Question sur la réforme de la protection de l’enfance

Journal officiel de la République française, édition « Débats parlementaires – Sénat », nº 3 S (Q), 21 janvier 2021

Détraigne (Yves), question écrite nº 17532 au secrétaire d’État chargé de l’enfance et des familles sur la réforme de la protection de l’enfance [Journal officiel de la République française, édition « Débats parlementaires – Sénat », nº 45 S (Q), 6 août 2020, pp. 3444-3445].

Yves Détraigne (© D.R.)

Yves Détraigne (© D.R.)

M. Yves Détraigne souhaite appeler l’attention de M. le secrétaire d’État auprès du ministre des solidarités et de la santé, chargé de l’enfance et des familles sur les récentes préconisations formulées par la Cour des comptes en matière de protection de l’enfance qu’elle juge actuellement peu efficace.

En effet, les sages considèrent que le pilotage national de la protection de l’enfance, qui associe de nombreuses instances, est jugé « insatisfaisant depuis longtemps ». S’étonnant du nombre important d’acteurs dans le pilotage de la compétence qui rend parfois difficile l’identification de l’interlocuteur ad hoc, ils ajoutent qu’en outre les différentes instances – conseil national de la protection de l’enfance (CNPE), groupement d’intérêt public enfance en danger (GIPED), observatoire national de la protection de l’enfance (ONPE), direction générale de la cohésion sociale (DGCS), agence Française de l’adoption (AFA)… – ne partagent pas les mêmes outils et échangent peu leurs données.
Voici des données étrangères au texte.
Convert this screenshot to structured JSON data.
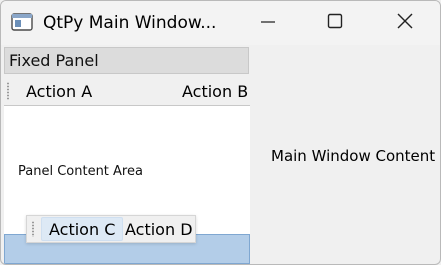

Ils préconisent de construire un cadre pour évaluer les établissements accueillant des enfants protégés, ainsi qu’un référentiel national sur l’évaluation des situations comme sur les modalités de prise en charge des enfants.

Enfin, les sages formulent cinq recommandations qui passent par une meilleure identification des acteurs, par la mise en place d’un organisme public national en charge de missions opérationnelles, notamment dans les deux domaines de l’adoption nationale et internationale, et la désignation au plan local, en matière de protection de l’enfance, d’un interlocuteur unique de l’État pour les conseils départementaux chargé de coordonner les différents services déconcentrés.

Considérant que la clarification et la simplification du pilotage de la politique de protection de l’enfance en supprimant et fusionnant des structures permettraient de gagner en efficacité dans des situations où, pourtant, l’implication des acteurs concernés est réelle, il lui demande de quelle manière il entend répondre à la juridiction financière.


Réponse du secrétariat d’État auprès du ministre des solidarités et de la santé, chargé de l’enfance et des familles publiée dans le Journal officiel de la République française, édition « Débats parlementaires – Sénat », nº 3 S (Q), 21 janvier 2021, p. 428.

Adrien Taquet (© Gérald Garitan)

Adrien Taquet (© Gérald Garitan)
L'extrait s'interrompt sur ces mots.